Accuracy in Media

Under the Trump presidency, the mainstream media brought environmental issues and news reporting back to the forefront. During the eight years of the Obama administration, much of the environmental news coverage appeared to gloat over the Obama administration’s environmental policies, which was met with much disdain and disapproval in coal-mining states such as West Virginia, Ohio, and Pennsylvania.

Fast-forward to 2019, where the mainstream media highlighted environmental news in a negative light and consistently suggested that the Trump administration is to blame for climate change and negative impacts on the environment and the planet. For example, the mainstream media chose to follow teenage climate change activist Greta Thunberg during her tour of America and her advocacy for climate change policies, a stark contrast from the Trump administration’s regulatory rollbacks related to the environment.

Yet, despite the ongoing media narrative that the Trump administration is ruining America’s environment, allegedly worsening America’s air qualities standards, and other accusations, America’s environmental standards remain one of the most effective in the world. Nothing highlighted this more than the media’s coverage of India’s worsening air pollution.
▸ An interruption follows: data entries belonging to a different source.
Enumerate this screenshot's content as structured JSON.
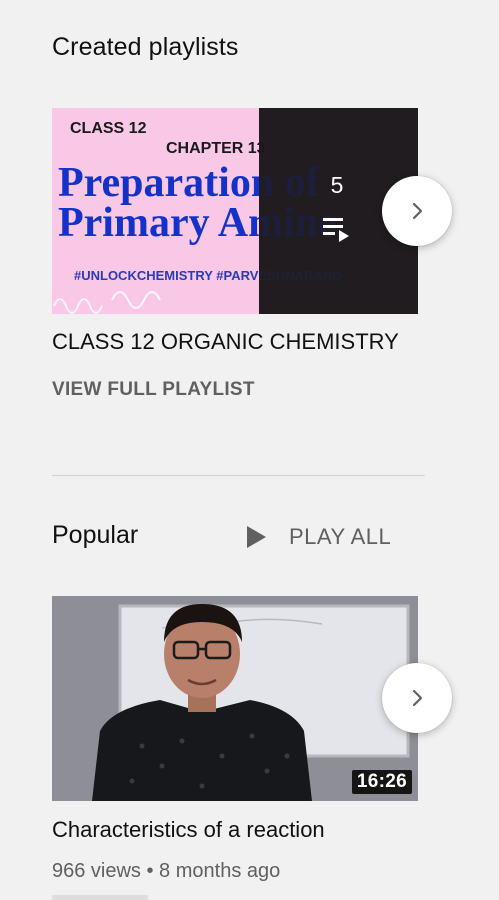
{
  "created_playlists": {
    "heading": "Created playlists",
    "playlist": {
      "thumbnail_text": {
        "class_line": "CLASS 12",
        "chapter_line": "CHAPTER 13",
        "title_line1": "Preparation of",
        "title_line2": "Primary Amine",
        "hashtags": "#UNLOCKCHEMISTRY #PARVESHNARANG"
      },
      "video_count": "5",
      "title": "CLASS 12 ORGANIC CHEMISTRY",
      "view_full_label": "VIEW FULL PLAYLIST",
      "icon": "playlist-icon",
      "next_icon": "chevron-right-icon"
    }
  },
  "popular": {
    "heading": "Popular",
    "play_all_label": "PLAY ALL",
    "play_icon": "play-icon",
    "video": {
      "duration": "16:26",
      "title": "Characteristics of a reaction",
      "meta": "966 views • 8 months ago",
      "next_icon": "chevron-right-icon"
    }
  },
  "colors": {
    "background": "#f1f1f1",
    "thumbnail_pink": "#f9c8e7",
    "thumbnail_blue_text": "#1532c8",
    "secondary_text": "#606060"
  }
}
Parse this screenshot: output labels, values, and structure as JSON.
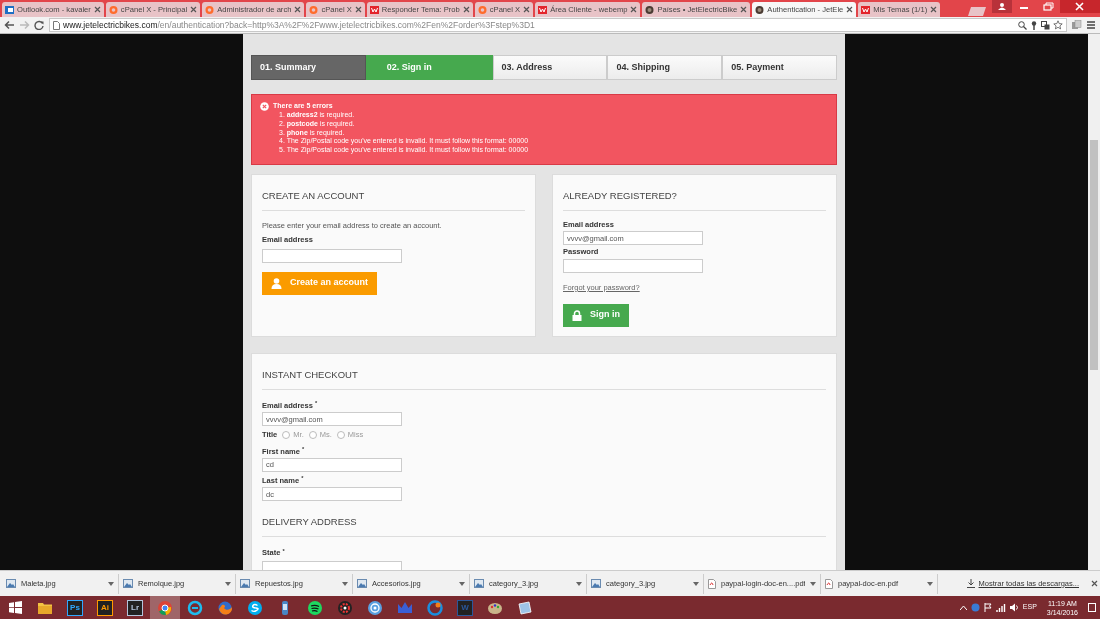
{
  "browser": {
    "tabs": [
      {
        "title": "Outlook.com - kavaler",
        "kind": "mail",
        "selected": false
      },
      {
        "title": "cPanel X - Principal",
        "kind": "cpanel",
        "selected": false
      },
      {
        "title": "Administrador de arch",
        "kind": "cpanel",
        "selected": false
      },
      {
        "title": "cPanel X",
        "kind": "cpanel",
        "selected": false
      },
      {
        "title": "Responder Tema: Prob",
        "kind": "w",
        "selected": false
      },
      {
        "title": "cPanel X",
        "kind": "cpanel",
        "selected": false
      },
      {
        "title": "Área Cliente - webemp",
        "kind": "w",
        "selected": false
      },
      {
        "title": "Países • JetElectricBike",
        "kind": "site",
        "selected": false
      },
      {
        "title": "Authentication - JetEle",
        "kind": "site",
        "selected": true
      },
      {
        "title": "Mis Temas (1/1)",
        "kind": "w",
        "selected": false
      }
    ],
    "url_host": "www.jetelectricbikes.com",
    "url_path": "/en/authentication?back=http%3A%2F%2Fwww.jetelectricbikes.com%2Fen%2Forder%3Fstep%3D1"
  },
  "steps": [
    {
      "label": "01. Summary",
      "kind": "done"
    },
    {
      "label": "02. Sign in",
      "kind": "current"
    },
    {
      "label": "03. Address",
      "kind": "todo"
    },
    {
      "label": "04. Shipping",
      "kind": "todo"
    },
    {
      "label": "05. Payment",
      "kind": "todo"
    }
  ],
  "errors": {
    "title": "There are 5 errors",
    "items": [
      "1. **address2** is required.",
      "2. **postcode** is required.",
      "3. **phone** is required.",
      "4. The Zip/Postal code you've entered is invalid. It must follow this format: 00000",
      "5. The Zip/Postal code you've entered is invalid. It must follow this format: 00000"
    ]
  },
  "create_account": {
    "heading": "CREATE AN ACCOUNT",
    "intro": "Please enter your email address to create an account.",
    "email_label": "Email address",
    "button": "Create an account"
  },
  "registered": {
    "heading": "ALREADY REGISTERED?",
    "email_label": "Email address",
    "email_value": "vvvv@gmail.com",
    "password_label": "Password",
    "forgot_link": "Forgot your password?",
    "button": "Sign in"
  },
  "instant_checkout": {
    "heading": "INSTANT CHECKOUT",
    "email_label": "Email address $^{*}$",
    "email_value": "vvvv@gmail.com",
    "title_label": "Title",
    "title_options": [
      {
        "label": "Mr.",
        "selected": false
      },
      {
        "label": "Ms.",
        "selected": false
      },
      {
        "label": "Miss",
        "selected": false
      }
    ],
    "first_name_label": "First name $^{*}$",
    "first_name_value": "cd",
    "last_name_label": "Last name $^{*}$",
    "last_name_value": "dc",
    "delivery_heading": "DELIVERY ADDRESS",
    "state_label": "State $^{*}$"
  },
  "downloads": {
    "items": [
      {
        "name": "Maleta.jpg",
        "kind": "image"
      },
      {
        "name": "Remolque.jpg",
        "kind": "image"
      },
      {
        "name": "Repuestos.jpg",
        "kind": "image"
      },
      {
        "name": "Accesorios.jpg",
        "kind": "image"
      },
      {
        "name": "category_3.jpg",
        "kind": "image"
      },
      {
        "name": "category_3.jpg",
        "kind": "image"
      },
      {
        "name": "paypal-login-doc-en....pdf",
        "kind": "pdf"
      },
      {
        "name": "paypal-doc-en.pdf",
        "kind": "pdf"
      }
    ],
    "show_all": "Mostrar todas las descargas..."
  },
  "taskbar": {
    "apps": [
      {
        "kind": "folder",
        "selected": false
      },
      {
        "kind": "badge",
        "label": "Ps",
        "color": "#31a8ff",
        "selected": false
      },
      {
        "kind": "badge",
        "label": "Ai",
        "color": "#ff9a00",
        "selected": false
      },
      {
        "kind": "badge",
        "label": "Lr",
        "color": "#b2c4dc",
        "selected": false
      },
      {
        "kind": "chrome",
        "selected": true
      },
      {
        "kind": "ie",
        "selected": false
      },
      {
        "kind": "firefox",
        "selected": false
      },
      {
        "kind": "skype",
        "selected": false
      },
      {
        "kind": "bottle",
        "selected": false
      },
      {
        "kind": "spotify",
        "selected": false
      },
      {
        "kind": "gear",
        "selected": false
      },
      {
        "kind": "target",
        "selected": false
      },
      {
        "kind": "crown",
        "selected": false
      },
      {
        "kind": "swirl",
        "selected": false
      },
      {
        "kind": "badge",
        "label": "W",
        "color": "#2b579a",
        "selected": false
      },
      {
        "kind": "palette",
        "selected": false
      },
      {
        "kind": "window",
        "selected": false
      }
    ],
    "language": "ESP",
    "time": "11:19 AM",
    "date": "3/14/2016"
  }
}
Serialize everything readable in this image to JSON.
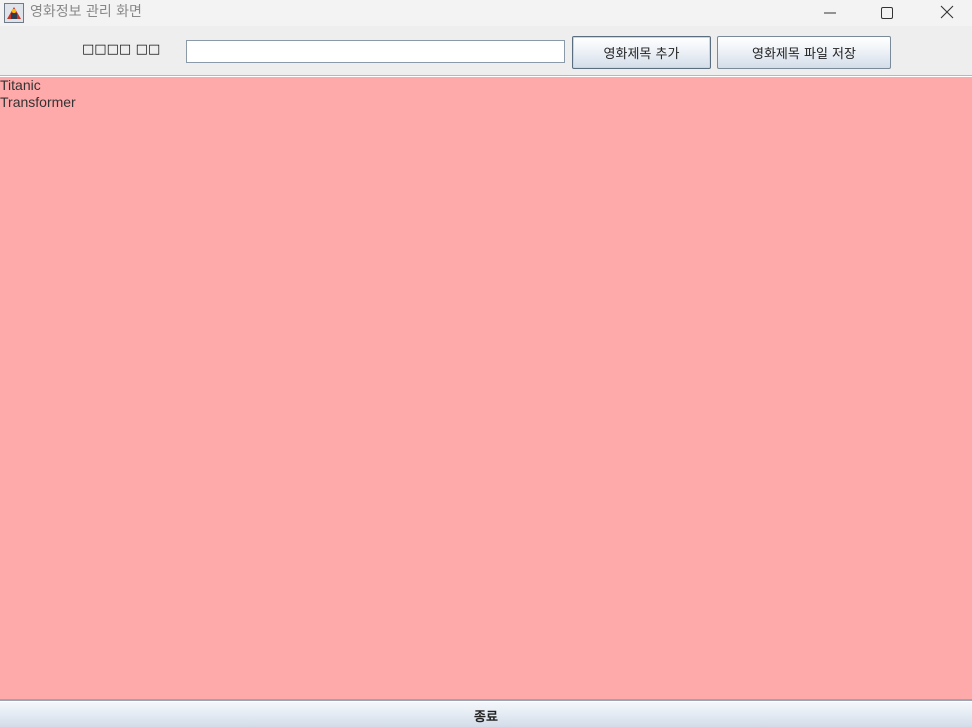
{
  "window": {
    "title": "영화정보 관리 화면",
    "icon": "java-app-icon"
  },
  "controls": {
    "minimize_icon": "minimize-icon",
    "maximize_icon": "maximize-icon",
    "close_icon": "close-icon"
  },
  "top_panel": {
    "label": "□□□□ □□",
    "input_value": "",
    "add_button": "영화제목 추가",
    "save_button": "영화제목 파일 저장"
  },
  "movie_list": {
    "background_color": "#ffaaaa",
    "items": [
      "Titanic",
      "Transformer"
    ]
  },
  "bottom": {
    "exit_button": "종료"
  }
}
In New Delhi, the capital city of India, residents braced for weeklong smog conditions. The smog was thick and unhealthy to the point that flights had to be diverted from New Delhi to other airports due to the thickness of the smog. Also, the city is imposing regulations on how many motor vehicles can be on the road, to diminish air pollution.

CNN reported that this week’s smog was “more than three times the ‘hazardous’ level on the global air quality index (AQI).” The cable news network also mentioned how this week’s AQI level is “the worst levels seen in more than three years” and the city declared a public health emergency to warn residents not to go to school or travel outside unless it is absolutely necessary. CNN also noted that New Delhi was notorious for poor air quality and high levels of air pollution and has not found a way to fix it. Interesting enough, CNN blamed farmers outside of New Delhi for causing air pollution by burning excess or surplus crops and not the usual suspect of climate change.

Contrast New Delhi’s air pollution problems with American cities, such as New York City, Los Angeles, and San Francisco.  Although New Delhi’s population far outpaces these American cities at almost 22 million inhabitants to a combined 13 million, America’s air quality standards include regulation of motor vehicle emissions to limit air pollution. Also, farming practices in the United States tend to be more environmentally-conscious than in developing countries such as India, in addition to air quality standards imposed on power plants and other emission-producing entities.

Despite the doom-and-gloom reporting about the Trump administration’s rollback of environmental regulations and increasing pollution, CNN’s article on New Delhi’s air pollution woes exposed the climate change narrative for what it is: much-overhyped despite the positive results.